Heutzutage schreibt mancher Hörspiele, der ohne die Erfindung des Rundfunks nur die Wahl zwischen Drama und Roman gehabt hätte. Gustav Meyrink, der großartige Fabulierer auf den Pfaden Edgar Allan Poes, hat immerhin noch seinen "Golem" in der unvergeßbaren Inszenierung und Darstellung Paul Wegeners ansehen können.
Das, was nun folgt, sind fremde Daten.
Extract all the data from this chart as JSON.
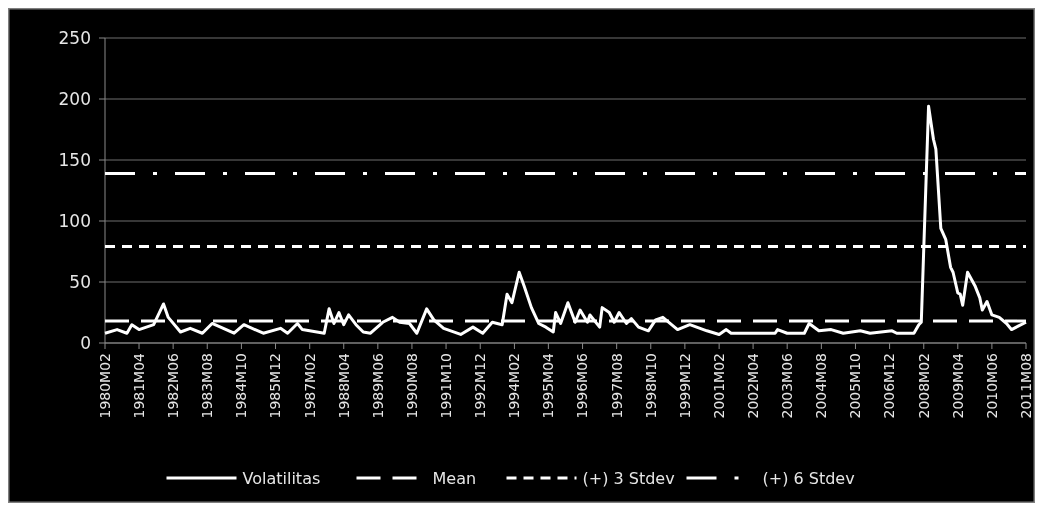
{
  "chart_data": {
    "type": "line",
    "xlim": [
      "1980-02",
      "2011-08"
    ],
    "xticks": [
      {
        "value": "1980-02",
        "label": "1980M02"
      },
      {
        "value": "1981-04",
        "label": "1981M04"
      },
      {
        "value": "1982-06",
        "label": "1982M06"
      },
      {
        "value": "1983-08",
        "label": "1983M08"
      },
      {
        "value": "1984-10",
        "label": "1984M10"
      },
      {
        "value": "1985-12",
        "label": "1985M12"
      },
      {
        "value": "1987-02",
        "label": "1987M02"
      },
      {
        "value": "1988-04",
        "label": "1988M04"
      },
      {
        "value": "1989-06",
        "label": "1989M06"
      },
      {
        "value": "1990-08",
        "label": "1990M08"
      },
      {
        "value": "1991-10",
        "label": "1991M10"
      },
      {
        "value": "1992-12",
        "label": "1992M12"
      },
      {
        "value": "1994-02",
        "label": "1994M02"
      },
      {
        "value": "1995-04",
        "label": "1995M04"
      },
      {
        "value": "1996-06",
        "label": "1996M06"
      },
      {
        "value": "1997-08",
        "label": "1997M08"
      },
      {
        "value": "1998-10",
        "label": "1998M10"
      },
      {
        "value": "1999-12",
        "label": "1999M12"
      },
      {
        "value": "2001-02",
        "label": "2001M02"
      },
      {
        "value": "2002-04",
        "label": "2002M04"
      },
      {
        "value": "2003-06",
        "label": "2003M06"
      },
      {
        "value": "2004-08",
        "label": "2004M08"
      },
      {
        "value": "2005-10",
        "label": "2005M10"
      },
      {
        "value": "2006-12",
        "label": "2006M12"
      },
      {
        "value": "2008-02",
        "label": "2008M02"
      },
      {
        "value": "2009-04",
        "label": "2009M04"
      },
      {
        "value": "2010-06",
        "label": "2010M06"
      },
      {
        "value": "2011-08",
        "label": "2011M08"
      }
    ],
    "ylim": [
      0,
      250
    ],
    "yticks": [
      0,
      50,
      100,
      150,
      200,
      250
    ],
    "grid": "y",
    "legend": "bottom",
    "series": [
      {
        "name": "Volatilitas",
        "color": "#ffffff",
        "line_style": "solid",
        "x": [
          "1980-02",
          "1980-07",
          "1980-11",
          "1981-01",
          "1981-04",
          "1981-10",
          "1982-02",
          "1982-04",
          "1982-09",
          "1983-01",
          "1983-06",
          "1983-10",
          "1984-07",
          "1984-11",
          "1985-07",
          "1986-02",
          "1986-05",
          "1986-09",
          "1986-11",
          "1987-08",
          "1987-10",
          "1987-12",
          "1988-02",
          "1988-04",
          "1988-06",
          "1988-09",
          "1988-12",
          "1989-03",
          "1989-08",
          "1989-12",
          "1990-03",
          "1990-07",
          "1990-10",
          "1991-02",
          "1991-05",
          "1991-09",
          "1992-04",
          "1992-09",
          "1993-01",
          "1993-05",
          "1993-09",
          "1993-11",
          "1994-01",
          "1994-04",
          "1994-06",
          "1994-09",
          "1994-12",
          "1995-03",
          "1995-06",
          "1995-07",
          "1995-09",
          "1995-12",
          "1996-03",
          "1996-05",
          "1996-08",
          "1996-09",
          "1997-01",
          "1997-02",
          "1997-05",
          "1997-07",
          "1997-09",
          "1997-12",
          "1998-02",
          "1998-05",
          "1998-09",
          "1998-12",
          "1999-03",
          "1999-09",
          "2000-02",
          "2000-09",
          "2001-02",
          "2001-05",
          "2001-07",
          "2003-01",
          "2003-02",
          "2003-06",
          "2004-01",
          "2004-03",
          "2004-07",
          "2004-12",
          "2005-05",
          "2005-12",
          "2006-04",
          "2007-01",
          "2007-03",
          "2007-10",
          "2007-12",
          "2008-01",
          "2008-04",
          "2008-06",
          "2008-07",
          "2008-09",
          "2008-11",
          "2009-01",
          "2009-02",
          "2009-04",
          "2009-05",
          "2009-06",
          "2009-08",
          "2009-11",
          "2010-01",
          "2010-02",
          "2010-04",
          "2010-06",
          "2010-09",
          "2010-12",
          "2011-02",
          "2011-05",
          "2011-08"
        ],
        "values": [
          8,
          11,
          8,
          15,
          11,
          15,
          32,
          21,
          9,
          12,
          8,
          16,
          8,
          15,
          8,
          12,
          8,
          16,
          11,
          8,
          28,
          16,
          25,
          15,
          23,
          15,
          9,
          8,
          17,
          21,
          17,
          16,
          8,
          28,
          19,
          12,
          7,
          13,
          8,
          17,
          15,
          40,
          33,
          58,
          47,
          29,
          16,
          13,
          9,
          25,
          16,
          33,
          17,
          27,
          17,
          23,
          13,
          29,
          25,
          17,
          25,
          16,
          20,
          13,
          10,
          19,
          21,
          11,
          15,
          10,
          7,
          11,
          8,
          8,
          11,
          8,
          8,
          16,
          10,
          11,
          8,
          10,
          8,
          10,
          8,
          8,
          15,
          17,
          194,
          167,
          159,
          94,
          85,
          62,
          58,
          41,
          40,
          31,
          58,
          47,
          37,
          27,
          34,
          23,
          21,
          16,
          11,
          14,
          17
        ]
      },
      {
        "name": "Mean",
        "color": "#ffffff",
        "line_style": "dashed",
        "x": [
          "1980-02",
          "2011-08"
        ],
        "values": [
          18,
          18
        ]
      },
      {
        "name": "(+) 3 Stdev",
        "color": "#ffffff",
        "line_style": "dotted",
        "x": [
          "1980-02",
          "2011-08"
        ],
        "values": [
          79,
          79
        ]
      },
      {
        "name": "(+) 6 Stdev",
        "color": "#ffffff",
        "line_style": "dashdot",
        "x": [
          "1980-02",
          "2011-08"
        ],
        "values": [
          139,
          139
        ]
      }
    ]
  }
}
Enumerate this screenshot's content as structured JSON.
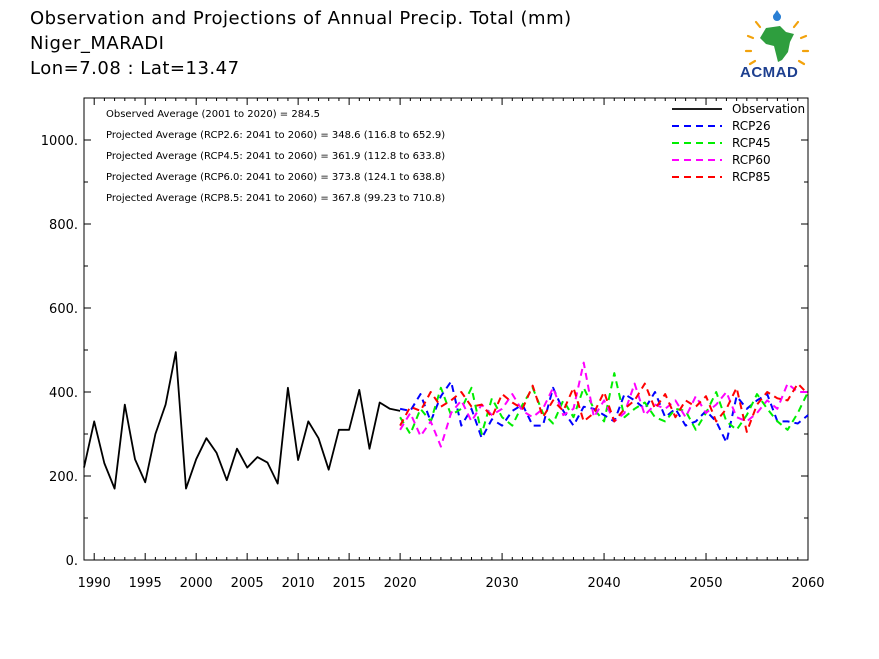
{
  "header": {
    "title_line1": "Observation and Projections of Annual Precip. Total (mm)",
    "title_line2": "Niger_MARADI",
    "title_line3": "Lon=7.08 : Lat=13.47"
  },
  "logo": {
    "text": "ACMAD"
  },
  "colors": {
    "observation": "#000000",
    "rcp26": "#0000ff",
    "rcp45": "#00ee00",
    "rcp60": "#ff00ff",
    "rcp85": "#ff0000"
  },
  "chart_data": {
    "type": "line",
    "xlim": [
      1989,
      2060
    ],
    "ylim": [
      0,
      1100
    ],
    "x_ticks": [
      1990,
      1995,
      2000,
      2005,
      2010,
      2015,
      2020,
      2030,
      2040,
      2050,
      2060
    ],
    "y_ticks": [
      0,
      200,
      400,
      600,
      800,
      1000
    ],
    "y_tick_labels": [
      "0.",
      "200.",
      "400.",
      "600.",
      "800.",
      "1000."
    ],
    "annotations": [
      "Observed Average (2001 to 2020) = 284.5",
      "Projected Average (RCP2.6: 2041 to 2060) = 348.6 (116.8 to 652.9)",
      "Projected Average (RCP4.5: 2041 to 2060) = 361.9 (112.8 to 633.8)",
      "Projected Average (RCP6.0: 2041 to 2060) = 373.8 (124.1 to 638.8)",
      "Projected Average (RCP8.5: 2041 to 2060) = 367.8 (99.23 to 710.8)"
    ],
    "legend_position": "top-right",
    "series": [
      {
        "name": "Observation",
        "key": "observation",
        "style": "solid",
        "x": [
          1989,
          1990,
          1991,
          1992,
          1993,
          1994,
          1995,
          1996,
          1997,
          1998,
          1999,
          2000,
          2001,
          2002,
          2003,
          2004,
          2005,
          2006,
          2007,
          2008,
          2009,
          2010,
          2011,
          2012,
          2013,
          2014,
          2015,
          2016,
          2017,
          2018,
          2019,
          2020
        ],
        "y": [
          220,
          330,
          230,
          170,
          370,
          240,
          185,
          300,
          370,
          495,
          170,
          240,
          290,
          255,
          190,
          265,
          220,
          245,
          232,
          182,
          410,
          238,
          330,
          290,
          215,
          310,
          310,
          405,
          265,
          375,
          360,
          355
        ]
      },
      {
        "name": "RCP26",
        "key": "rcp26",
        "style": "dashed",
        "x": [
          2020,
          2021,
          2022,
          2023,
          2024,
          2025,
          2026,
          2027,
          2028,
          2029,
          2030,
          2031,
          2032,
          2033,
          2034,
          2035,
          2036,
          2037,
          2038,
          2039,
          2040,
          2041,
          2042,
          2043,
          2044,
          2045,
          2046,
          2047,
          2048,
          2049,
          2050,
          2051,
          2052,
          2053,
          2054,
          2055,
          2056,
          2057,
          2058,
          2059,
          2060
        ],
        "y": [
          360,
          355,
          395,
          330,
          390,
          425,
          320,
          360,
          290,
          335,
          320,
          355,
          370,
          320,
          320,
          410,
          355,
          320,
          365,
          360,
          345,
          330,
          395,
          380,
          360,
          400,
          340,
          360,
          320,
          330,
          355,
          330,
          280,
          390,
          360,
          380,
          395,
          330,
          330,
          325,
          345
        ]
      },
      {
        "name": "RCP45",
        "key": "rcp45",
        "style": "dashed",
        "x": [
          2020,
          2021,
          2022,
          2023,
          2024,
          2025,
          2026,
          2027,
          2028,
          2029,
          2030,
          2031,
          2032,
          2033,
          2034,
          2035,
          2036,
          2037,
          2038,
          2039,
          2040,
          2041,
          2042,
          2043,
          2044,
          2045,
          2046,
          2047,
          2048,
          2049,
          2050,
          2051,
          2052,
          2053,
          2054,
          2055,
          2056,
          2057,
          2058,
          2059,
          2060
        ],
        "y": [
          340,
          300,
          360,
          330,
          410,
          345,
          360,
          410,
          300,
          385,
          340,
          320,
          370,
          410,
          350,
          325,
          380,
          340,
          410,
          360,
          330,
          445,
          340,
          360,
          375,
          340,
          330,
          360,
          355,
          310,
          350,
          400,
          330,
          310,
          345,
          395,
          360,
          330,
          310,
          350,
          400
        ]
      },
      {
        "name": "RCP60",
        "key": "rcp60",
        "style": "dashed",
        "x": [
          2020,
          2021,
          2022,
          2023,
          2024,
          2025,
          2026,
          2027,
          2028,
          2029,
          2030,
          2031,
          2032,
          2033,
          2034,
          2035,
          2036,
          2037,
          2038,
          2039,
          2040,
          2041,
          2042,
          2043,
          2044,
          2045,
          2046,
          2047,
          2048,
          2049,
          2050,
          2051,
          2052,
          2053,
          2054,
          2055,
          2056,
          2057,
          2058,
          2059,
          2060
        ],
        "y": [
          310,
          350,
          295,
          330,
          270,
          350,
          380,
          330,
          370,
          345,
          360,
          395,
          355,
          340,
          360,
          410,
          345,
          360,
          470,
          340,
          380,
          330,
          350,
          420,
          345,
          370,
          360,
          380,
          340,
          390,
          350,
          370,
          400,
          340,
          330,
          350,
          380,
          360,
          420,
          400,
          400
        ]
      },
      {
        "name": "RCP85",
        "key": "rcp85",
        "style": "dashed",
        "x": [
          2020,
          2021,
          2022,
          2023,
          2024,
          2025,
          2026,
          2027,
          2028,
          2029,
          2030,
          2031,
          2032,
          2033,
          2034,
          2035,
          2036,
          2037,
          2038,
          2039,
          2040,
          2041,
          2042,
          2043,
          2044,
          2045,
          2046,
          2047,
          2048,
          2049,
          2050,
          2051,
          2052,
          2053,
          2054,
          2055,
          2056,
          2057,
          2058,
          2059,
          2060
        ],
        "y": [
          320,
          365,
          355,
          400,
          365,
          380,
          400,
          365,
          370,
          340,
          395,
          375,
          360,
          415,
          340,
          380,
          355,
          410,
          330,
          350,
          400,
          330,
          360,
          380,
          420,
          360,
          395,
          340,
          380,
          365,
          390,
          330,
          360,
          410,
          305,
          370,
          400,
          385,
          380,
          420,
          395
        ]
      }
    ]
  }
}
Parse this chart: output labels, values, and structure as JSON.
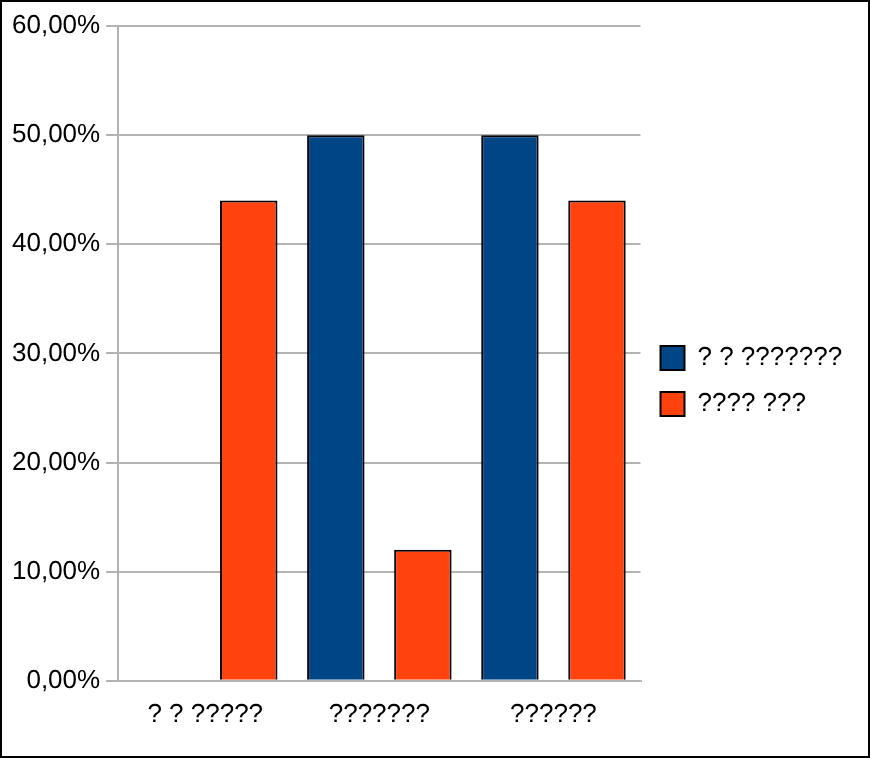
{
  "chart_data": {
    "type": "bar",
    "categories": [
      "? ? ?????",
      "???????",
      "??????"
    ],
    "series": [
      {
        "name": "? ? ???????",
        "color": "#004586",
        "values": [
          0,
          50,
          50
        ]
      },
      {
        "name": "???? ???",
        "color": "#ff420e",
        "values": [
          44,
          12,
          44
        ]
      }
    ],
    "ylim": [
      0,
      60
    ],
    "yticks": [
      {
        "value": 0,
        "label": "0,00%"
      },
      {
        "value": 10,
        "label": "10,00%"
      },
      {
        "value": 20,
        "label": "20,00%"
      },
      {
        "value": 30,
        "label": "30,00%"
      },
      {
        "value": 40,
        "label": "40,00%"
      },
      {
        "value": 50,
        "label": "50,00%"
      },
      {
        "value": 60,
        "label": "60,00%"
      }
    ],
    "grid": "y",
    "legend": "right"
  }
}
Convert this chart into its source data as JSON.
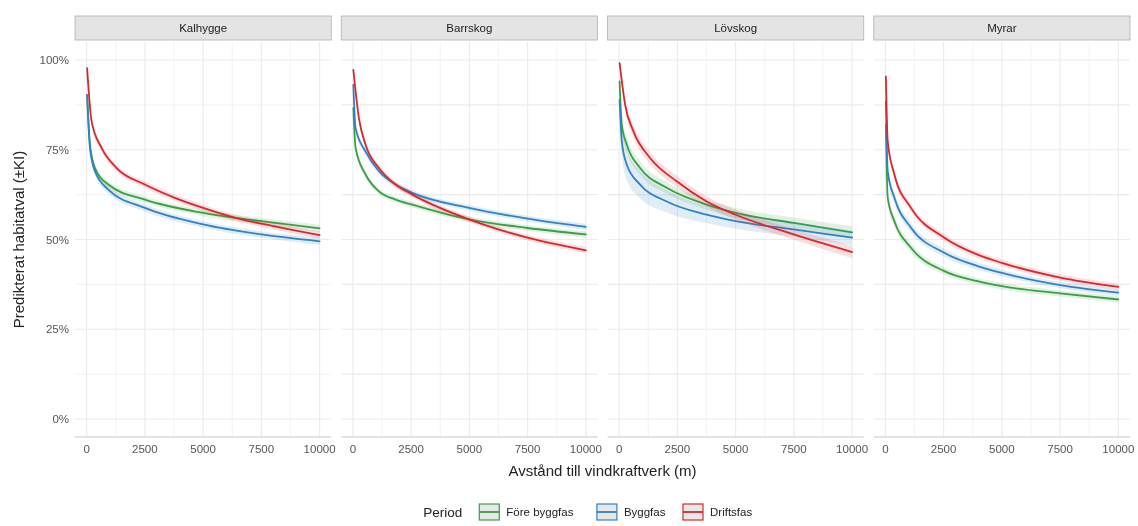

Den Rundfunk aber hat er nicht mehr gekannt. Sonst hätte es ihn gewiß gereizt, der dunklen und schreckhaften Geschichte von dem Homunculus, der alle dreißig Jahre die Seele eines Lebenden an sich zieht und mit ihrer Hilfe in übermenschlicher Kraft und List die alte Prager Judenstadt in Grausen versetzt, noch selbst die funkische Form zu geben. Denn gerade im Funk kann diese Aufhebung der Identität, diese Verrückung. der Räume und Zeiten, dieser exakte Surrealismus erst seine stärkste Wirkung üben. Die Spaltung der Person des Gemmenschneiders Athanasius Pernath in einen vorsichtigen Handwerker und einen von okkulten Mächten besessenen Vollstrecker unheimlicher Urteilssprüche gewinnt beim Hören eine Glaubhaftigkeit, die weder der gedruckte Buchstabe noch das bewegte Bild auf der Leinwand erreichen kann. Nun wurde der große Erzähler in München, seiner Heimatstadt, als Funkautor entdeckt. Friedrich Karl Kobbe, der auch die Anregung gegeben hatte, inszenierte im Bayerischen Rundfunk Martha Meuffels’ sehr funkgerechte Fassung des "Golem" – und siehe da, es zeigte sich nicht nur, daß Meyrink in der Form der alten Legende die erst heute brennend aktuellen Fragen nach der Einheit der Persönlichkeit vorweggenommen hat, sondern auch, daß seine Weltperspektive mit ihren kunstvollen Verschiebungen der Realitätsebenen eigentlich nur auf den Funk gewartet, um ihre ganze Lebendigkeit zu entfalten.

Wir werden sehen:

Freitag, 19. November, 21 Uhr:

Leo Mittlers, des in der Neuen und der Alten Welt vielerfahrenen Inszenators, erste Fernsehregie in Deutschland. Das Spiel, das er leitet, ist die Komödie "Defraudanten", die Alfred Polgar nach dem humoristischen Roman des sowjetischen Satirikers Valentin Katajew geschrieben hat.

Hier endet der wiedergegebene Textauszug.